Pas de vague. Ne pas attirer l’attention. Prier pour que ça passe vite. « Le temps que j’ai passé à l’escadron, il n’y a pas eu de tortures », assure Bernard. Mais il sait que ce fut le cas avant. Et après, en d’autres lieux.
En août 1961, le Poitevin est envoyé dans un petit poste isolé pour la surveillance de Dar-el-Beïda. « Une ancienne ferme était en cours de transformation pour devenir une école. » Avec un autre appelé instituteur dans le civil, Bernard commence à faire la classe. « Nos familles nous envoyaient des colis de vêtements qu’on donnait aux familles du village. On savait que les maquisards revenaient au village la nuit, on ne disait rien… Tout ça n’a été possible que parce que nous étions restés entre appelés, que les gradés avaient été nommés ailleurs. De toute manière, notre sécurité tenait en grande partie à l’état de nos relations avec le village. »

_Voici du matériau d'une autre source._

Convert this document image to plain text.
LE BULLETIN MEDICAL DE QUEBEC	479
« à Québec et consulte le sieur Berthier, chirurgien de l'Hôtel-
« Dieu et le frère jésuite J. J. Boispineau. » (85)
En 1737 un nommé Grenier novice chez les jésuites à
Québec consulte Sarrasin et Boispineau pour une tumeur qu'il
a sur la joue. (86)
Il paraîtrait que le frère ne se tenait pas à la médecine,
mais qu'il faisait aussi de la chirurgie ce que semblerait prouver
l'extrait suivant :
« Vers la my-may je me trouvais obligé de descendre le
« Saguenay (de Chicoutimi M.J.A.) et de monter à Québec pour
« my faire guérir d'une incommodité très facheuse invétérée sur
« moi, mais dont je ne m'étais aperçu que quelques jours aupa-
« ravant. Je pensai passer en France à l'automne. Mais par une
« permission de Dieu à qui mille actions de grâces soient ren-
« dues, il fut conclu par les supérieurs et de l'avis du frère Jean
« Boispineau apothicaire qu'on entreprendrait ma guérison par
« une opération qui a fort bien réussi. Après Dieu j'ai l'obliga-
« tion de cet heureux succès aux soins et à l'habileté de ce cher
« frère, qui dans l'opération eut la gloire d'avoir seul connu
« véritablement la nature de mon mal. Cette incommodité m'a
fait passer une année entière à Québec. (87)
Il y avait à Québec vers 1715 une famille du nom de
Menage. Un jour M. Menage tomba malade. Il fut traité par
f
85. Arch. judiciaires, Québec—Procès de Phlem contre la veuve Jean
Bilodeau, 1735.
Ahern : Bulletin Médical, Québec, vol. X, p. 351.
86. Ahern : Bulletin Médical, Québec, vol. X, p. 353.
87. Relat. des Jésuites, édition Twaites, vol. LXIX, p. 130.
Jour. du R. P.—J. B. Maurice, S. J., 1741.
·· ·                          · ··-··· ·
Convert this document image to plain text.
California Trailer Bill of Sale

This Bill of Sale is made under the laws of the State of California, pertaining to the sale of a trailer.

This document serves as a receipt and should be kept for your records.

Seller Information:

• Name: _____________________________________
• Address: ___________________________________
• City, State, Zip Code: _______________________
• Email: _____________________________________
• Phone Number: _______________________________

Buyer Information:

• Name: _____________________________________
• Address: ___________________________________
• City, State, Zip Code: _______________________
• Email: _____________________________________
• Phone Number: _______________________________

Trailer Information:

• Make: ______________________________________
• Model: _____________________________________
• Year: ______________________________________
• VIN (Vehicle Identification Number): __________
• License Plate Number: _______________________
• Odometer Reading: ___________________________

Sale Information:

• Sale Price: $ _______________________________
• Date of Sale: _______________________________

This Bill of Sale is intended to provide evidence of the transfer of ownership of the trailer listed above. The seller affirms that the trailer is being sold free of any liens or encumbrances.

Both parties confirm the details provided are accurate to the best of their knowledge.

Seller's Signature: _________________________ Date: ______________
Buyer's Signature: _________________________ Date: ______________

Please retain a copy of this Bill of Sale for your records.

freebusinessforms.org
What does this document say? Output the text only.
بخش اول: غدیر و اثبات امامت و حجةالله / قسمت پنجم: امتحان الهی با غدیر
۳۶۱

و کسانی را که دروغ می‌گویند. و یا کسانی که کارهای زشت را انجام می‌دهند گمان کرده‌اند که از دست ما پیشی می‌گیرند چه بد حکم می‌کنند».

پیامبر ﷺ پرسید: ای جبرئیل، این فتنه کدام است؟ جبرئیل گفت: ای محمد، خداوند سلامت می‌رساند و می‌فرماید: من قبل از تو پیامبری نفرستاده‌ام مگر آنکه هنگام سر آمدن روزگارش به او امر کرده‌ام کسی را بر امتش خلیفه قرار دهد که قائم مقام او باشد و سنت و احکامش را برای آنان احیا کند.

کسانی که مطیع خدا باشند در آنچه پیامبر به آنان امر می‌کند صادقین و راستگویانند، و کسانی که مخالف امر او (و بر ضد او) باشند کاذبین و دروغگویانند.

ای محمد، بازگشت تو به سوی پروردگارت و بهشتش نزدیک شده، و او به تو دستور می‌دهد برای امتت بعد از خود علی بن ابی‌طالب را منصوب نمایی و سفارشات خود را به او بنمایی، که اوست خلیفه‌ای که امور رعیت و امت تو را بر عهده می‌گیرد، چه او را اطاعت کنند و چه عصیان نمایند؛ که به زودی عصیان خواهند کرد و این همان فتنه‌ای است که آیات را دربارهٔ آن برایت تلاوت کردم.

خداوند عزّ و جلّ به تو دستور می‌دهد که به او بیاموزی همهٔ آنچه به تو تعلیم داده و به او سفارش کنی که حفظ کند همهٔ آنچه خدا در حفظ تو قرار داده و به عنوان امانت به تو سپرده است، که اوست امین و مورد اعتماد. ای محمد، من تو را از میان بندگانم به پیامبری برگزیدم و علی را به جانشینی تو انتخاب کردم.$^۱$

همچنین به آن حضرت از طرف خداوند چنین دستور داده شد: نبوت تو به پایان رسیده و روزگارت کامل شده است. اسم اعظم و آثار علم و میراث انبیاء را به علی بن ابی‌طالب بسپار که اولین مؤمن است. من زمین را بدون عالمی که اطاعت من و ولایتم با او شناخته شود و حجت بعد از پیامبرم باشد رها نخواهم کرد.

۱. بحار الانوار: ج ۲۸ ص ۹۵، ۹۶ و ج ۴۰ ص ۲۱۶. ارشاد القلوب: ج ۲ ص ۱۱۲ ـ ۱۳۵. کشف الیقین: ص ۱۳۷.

Quand il pose son regard d’aujourd’hui sur le conflit d’hier, Bernard ne peut s’empêcher de constater qu’il avait des a priori sur les Harkis, sur les Pieds-Noirs… qu’il a perdus depuis. Au coeur du conflit, on ne voit parfois qu’un pan de vérité. D’ailleurs, une fois rentré, Bernard ne veut plus en parler. « Et je ne suis pas sûr que les gens avaient envie d’entendre… » Ce n’est que quelques années plus tard qu’il a ressorti ses carnets, proche d’un journal intime. D’un journal de guerre qu’il a confié à l’équipe d’historiens de Benjamin Stora.

Aujourd’hui, le retraité ne participe pas aux commémorations. Il n’est pas davantage inscrit dans les associations d’anciens combattants. Enfin si, une association pour laquelle il reverse sa pension, et qui s’applique à mener des actions humanitaires en Algérie.

Un livre, plusieurs paroles

Presque 50 ans après l’indépendance de l’Algérie, de plus en plus d’anciens, civils ou militaires, Français ou Algériens, éprouvent le besoin de témoigner sur cette guerre qui a mis 45 ans à dire son nom. Des documents inédits mais aussi des lettres des carnets, des documents reproduits à l’identique en fac-similés, paraissent aujourd’hui dans un livre coédité par France Info et les Arènes, et réalisé sous la direction de l’historien Benjamin Stora
1. Des extraits des cahiers de Bernard Bourdet, certaines de ses photos aussi y sont publiés. « Nous sommes entrés en contact par le biais de l’association des anciens d’appelés d’Algérie contre la guerre. » Mais dans ce livre, des anciens d’Algérie, de différente opinion politique et philosophique, témoignent.

  1. Algérie 1954-1962, sous la direction de Benjamin Stora et Tramor Quemeneur, éditions France-Info – Les Arènes, 34 €.